On Wednesday 17th January, the Data Protection Bill completed its journey through the House of Lords and headed back to the Commons. This means it’s heading toward the last stages before it becomes law.
Over the last few weeks I’ve been asked several times what the difference is between the Bill and the GDPR, also whether the Bill will mean that the GDPR will no longer apply. If you were hoping for this outcome, I’m afraid to dash those hopes. The Bill mentions GDPR 480 times, the Regulation is inextricably woven in.
The Bill enshrines the requirement to comply with the terms of the GDPR into UK law. This means of course that after Brexit you’ll still be required to manage personal data to the same standards as the rest of the EU. This will provide real benefit for firms wanting to do business in Europe.

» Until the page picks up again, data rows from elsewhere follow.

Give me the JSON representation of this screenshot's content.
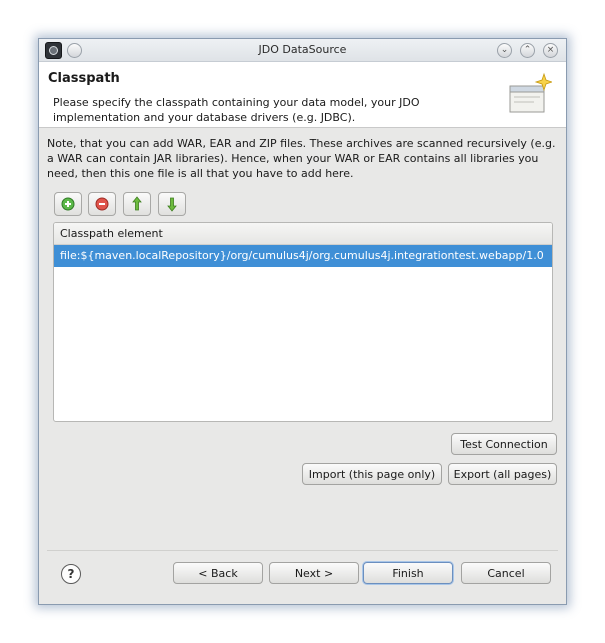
{
  "window": {
    "title": "JDO DataSource"
  },
  "header": {
    "title": "Classpath",
    "description": "Please specify the classpath containing your data model, your JDO implementation and your database drivers (e.g. JDBC)."
  },
  "note": "Note, that you can add WAR, EAR and ZIP files. These archives are scanned recursively (e.g. a WAR can contain JAR libraries). Hence, when your WAR or EAR contains all libraries you need, then this one file is all that you have to add here.",
  "toolbar": {
    "icons": [
      "add-icon",
      "remove-icon",
      "move-up-icon",
      "move-down-icon"
    ]
  },
  "table": {
    "column_header": "Classpath element",
    "rows": [
      "file:${maven.localRepository}/org/cumulus4j/org.cumulus4j.integrationtest.webapp/1.0"
    ]
  },
  "buttons": {
    "test_connection": "Test Connection",
    "import": "Import (this page only)",
    "export": "Export (all pages)",
    "back": "< Back",
    "next": "Next >",
    "finish": "Finish",
    "cancel": "Cancel"
  },
  "colors": {
    "selection": "#3f8fd6",
    "window_bg": "#e8e8e7"
  }
}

But, the GDPR doesn’t cover every situation where the UK needs to manage personal data. This is particularly in relation the operation of the government itself, and situations relating to national security.
There has been some friction between the ICO and the government over these additional regulations. The Information Commissioner is concerned that government is giving itself the right to impose a different framework on a range of organisations only loosely connected with delivering public services. There are still some things to be ironed out before the Bill is given the Royal Assent.
For most organisations, these considerations will have little or no impact. The requirement to manage personal data under the terms of the GDPR remains the same, and the 25th of May remains the deadline for compliance.